Dans une torsion novatrice à la recherche pendant la pandémie, l'étude a été entreprise à distance. Quand un patient symptomatique a vérifié positif et inscrit dans l'étude, le personnel de recherche leur a livré le médicament ou le placebo inactif, avec des thermomètres, des moniteurs automatiques de pression sanguine et des détecteurs de l'oxygène de bout du doigt.

« Notre objectif est d'aider les patients qui doivent au commencement assez bien être à l'intérieur des frontières et les empêcher de tomber assez malades pour être hospitalisé, » a dit Caline Mattar, DM, un professeur adjoint de médicament dans la Division des maladies infectieuses. « Ce qui nous avons vu jusqu'ici propose que la fluvoxamine puisse être un outil important en atteignant cet objectif. »

Pendant deux semaines, les sujets ont pris les pilules de sucre de médicament ou de placebo d'antidépresseur tout en ayant des interactions quotidiennes avec des membres de l'équipe de recherche - ; par l'intermédiaire du téléphone ou de l'ordinateur. Cela a permis à des patients de se plaindre sur leurs sympt40mes, niveaux de l'oxygène et d'autres signes vitaux. Si le manque du souffle souffert par patients ou ont été hospitalisés pour la pneumonie, ou leurs niveaux de saturation de l'oxygène sont tombés en-dessous de 92%, leurs conditions ont été considérés comme pour avoir détérioré.

« Les bonnes nouvelles sont que pas un célibataire prenant le médicament actif a remarqué la détérioration, » Reiersen ont dit. « Nous croyons que ce médicament peut être la raison, mais nous devons étudier plus de patients pour nous assurer. »

Les chercheurs commenceront une plus grande étude pendant les prochaines semaines. Lenze, directeur du laboratoire sain d'esprit à l'École de Médecine, est un expert en matière d'employer le mobile et la technologie internet pour conduire des tests cliniques. Il a dit que bien que les patients impliqués de cette première étude dans la région de St Louis, la phase suivante de la recherche fassent participer des patients de dans tout le pays.

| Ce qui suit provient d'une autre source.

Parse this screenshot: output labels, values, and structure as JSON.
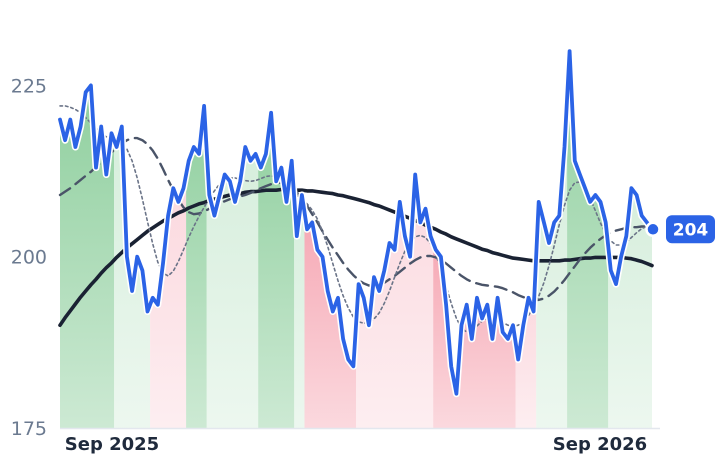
{
  "chart_data": {
    "type": "line",
    "title": "",
    "xlabel": "",
    "ylabel": "",
    "ylim": [
      175,
      236
    ],
    "y_ticks": [
      175,
      200,
      225
    ],
    "x_ticks": [
      "Sep 2025",
      "Sep 2026"
    ],
    "grid": false,
    "legend": "none",
    "last_value_label": "204",
    "colors": {
      "price": "#2b63e6",
      "slow_ma": "#1a2233",
      "mid_ma": "#4a5468",
      "fast_ma": "#6b7488",
      "up_strong": "#8fcf9e",
      "up_light": "#d6eedc",
      "down_strong": "#f6aab6",
      "down_light": "#fbd9df"
    },
    "series": [
      {
        "role": "price",
        "values": [
          220,
          217,
          220,
          216,
          219,
          224,
          225,
          213,
          219,
          212,
          218,
          216,
          219,
          200,
          195,
          200,
          198,
          192,
          194,
          193,
          199,
          206,
          210,
          208,
          210,
          214,
          216,
          215,
          222,
          209,
          206,
          209,
          212,
          211,
          208,
          211,
          216,
          214,
          215,
          213,
          215,
          221,
          211,
          213,
          208,
          214,
          203,
          209,
          204,
          205,
          201,
          200,
          195,
          192,
          194,
          188,
          185,
          184,
          196,
          194,
          190,
          197,
          195,
          198,
          202,
          201,
          208,
          203,
          200,
          212,
          205,
          207,
          203,
          201,
          200,
          193,
          184,
          180,
          190,
          193,
          188,
          194,
          191,
          193,
          188,
          194,
          189,
          188,
          190,
          185,
          190,
          194,
          192,
          208,
          205,
          202,
          205,
          206,
          216,
          230,
          214,
          212,
          210,
          208,
          209,
          208,
          205,
          198,
          196,
          200,
          203,
          210,
          209,
          206,
          205,
          204
        ]
      },
      {
        "role": "slow_ma",
        "values": [
          190.0,
          191.1,
          192.1,
          193.1,
          194.1,
          195.0,
          195.9,
          196.7,
          197.6,
          198.4,
          199.1,
          199.9,
          200.6,
          201.3,
          201.9,
          202.5,
          203.1,
          203.7,
          204.2,
          204.7,
          205.2,
          205.6,
          206.0,
          206.4,
          206.7,
          207.1,
          207.4,
          207.7,
          207.9,
          208.2,
          208.4,
          208.6,
          208.8,
          209.0,
          209.1,
          209.2,
          209.4,
          209.5,
          209.5,
          209.6,
          209.7,
          209.7,
          209.7,
          209.8,
          209.8,
          209.7,
          209.7,
          209.7,
          209.6,
          209.6,
          209.5,
          209.4,
          209.3,
          209.2,
          209.0,
          208.9,
          208.7,
          208.5,
          208.3,
          208.1,
          207.9,
          207.6,
          207.4,
          207.1,
          206.8,
          206.5,
          206.2,
          205.9,
          205.6,
          205.3,
          205.0,
          204.6,
          204.3,
          204.0,
          203.6,
          203.3,
          202.9,
          202.6,
          202.3,
          202.0,
          201.7,
          201.4,
          201.1,
          200.9,
          200.6,
          200.4,
          200.2,
          200.0,
          199.8,
          199.7,
          199.6,
          199.5,
          199.4,
          199.4,
          199.4,
          199.4,
          199.4,
          199.4,
          199.5,
          199.5,
          199.6,
          199.7,
          199.8,
          199.8,
          199.9,
          199.9,
          199.9,
          199.9,
          199.9,
          199.9,
          199.8,
          199.7,
          199.5,
          199.3,
          199.0,
          198.7
        ]
      },
      {
        "role": "mid_ma",
        "values": [
          209.0,
          209.5,
          210.0,
          210.6,
          211.2,
          211.8,
          212.4,
          213.1,
          213.8,
          214.5,
          215.2,
          215.9,
          216.5,
          217.0,
          217.3,
          217.3,
          217.0,
          216.4,
          215.5,
          214.3,
          212.8,
          211.2,
          209.7,
          208.3,
          207.2,
          206.5,
          206.2,
          206.3,
          206.6,
          207.0,
          207.4,
          207.8,
          208.1,
          208.4,
          208.6,
          208.8,
          209.0,
          209.3,
          209.6,
          210.0,
          210.3,
          210.6,
          210.8,
          210.8,
          210.6,
          210.1,
          209.4,
          208.5,
          207.4,
          206.2,
          205.0,
          203.7,
          202.5,
          201.3,
          200.2,
          199.1,
          198.1,
          197.3,
          196.6,
          196.1,
          195.8,
          195.7,
          195.9,
          196.2,
          196.7,
          197.2,
          197.8,
          198.4,
          199.0,
          199.5,
          199.9,
          200.1,
          200.1,
          199.9,
          199.5,
          199.0,
          198.4,
          197.8,
          197.2,
          196.7,
          196.3,
          196.1,
          195.9,
          195.8,
          195.7,
          195.6,
          195.4,
          195.1,
          194.8,
          194.4,
          194.1,
          193.8,
          193.7,
          193.7,
          193.9,
          194.3,
          194.9,
          195.7,
          196.6,
          197.6,
          198.6,
          199.6,
          200.5,
          201.3,
          202.0,
          202.6,
          203.1,
          203.5,
          203.8,
          204.0,
          204.2,
          204.3,
          204.3,
          204.4,
          204.4,
          204.4
        ]
      },
      {
        "role": "fast_ma",
        "values": [
          222.0,
          222.0,
          221.8,
          221.5,
          221.0,
          220.3,
          219.5,
          218.7,
          218.0,
          217.5,
          217.2,
          217.0,
          216.6,
          215.7,
          214.0,
          211.5,
          208.4,
          205.1,
          201.9,
          199.2,
          197.6,
          197.2,
          197.9,
          199.3,
          201.0,
          202.8,
          204.4,
          205.9,
          207.2,
          208.5,
          209.6,
          210.6,
          211.2,
          211.5,
          211.5,
          211.3,
          211.1,
          211.0,
          211.1,
          211.4,
          211.7,
          211.8,
          211.6,
          211.1,
          210.4,
          209.7,
          209.0,
          208.4,
          207.7,
          206.8,
          205.5,
          203.7,
          201.5,
          199.0,
          196.5,
          194.3,
          192.5,
          191.2,
          190.5,
          190.3,
          190.4,
          190.9,
          191.8,
          193.2,
          195.0,
          197.0,
          199.0,
          200.8,
          202.1,
          202.9,
          203.1,
          202.8,
          201.9,
          200.3,
          198.2,
          195.7,
          193.2,
          191.0,
          189.6,
          189.0,
          189.2,
          189.9,
          190.6,
          191.0,
          191.1,
          190.8,
          190.4,
          190.0,
          189.8,
          190.0,
          190.5,
          191.4,
          192.6,
          194.2,
          196.2,
          198.7,
          201.6,
          204.7,
          207.5,
          209.7,
          210.8,
          210.9,
          210.0,
          208.5,
          206.7,
          204.9,
          203.4,
          202.3,
          201.7,
          201.7,
          202.1,
          202.8,
          203.5,
          204.1,
          204.4,
          204.4
        ]
      }
    ],
    "regions": [
      {
        "start": 0,
        "end": 10,
        "type": "up_strong"
      },
      {
        "start": 11,
        "end": 17,
        "type": "up_light"
      },
      {
        "start": 18,
        "end": 24,
        "type": "down_light"
      },
      {
        "start": 25,
        "end": 28,
        "type": "up_strong"
      },
      {
        "start": 29,
        "end": 38,
        "type": "up_light"
      },
      {
        "start": 39,
        "end": 45,
        "type": "up_strong"
      },
      {
        "start": 46,
        "end": 47,
        "type": "up_light"
      },
      {
        "start": 48,
        "end": 57,
        "type": "down_strong"
      },
      {
        "start": 58,
        "end": 72,
        "type": "down_light"
      },
      {
        "start": 73,
        "end": 88,
        "type": "down_strong"
      },
      {
        "start": 89,
        "end": 92,
        "type": "down_light"
      },
      {
        "start": 93,
        "end": 98,
        "type": "up_light"
      },
      {
        "start": 99,
        "end": 106,
        "type": "up_strong"
      },
      {
        "start": 107,
        "end": 115,
        "type": "up_light"
      }
    ]
  }
}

« Nous portons l'étude aux patients, leur donnant des outils pour surveiller leur santé à l'intérieur des frontières, » Lenze a dit. « Notre espoir est que nous pouvons maintenir ces patients assez en bonne santé pour éviter l'hospitalisation. »

Source:
Journal reference:

Lenze, E.J., et al. (2020) Fluvoxamine vs. placebo and clinical deterioration in outpatients with symptomatic COVID 19: a randomized clinical trial. JAMA. doi.org/10.1001/jama.2020.22760.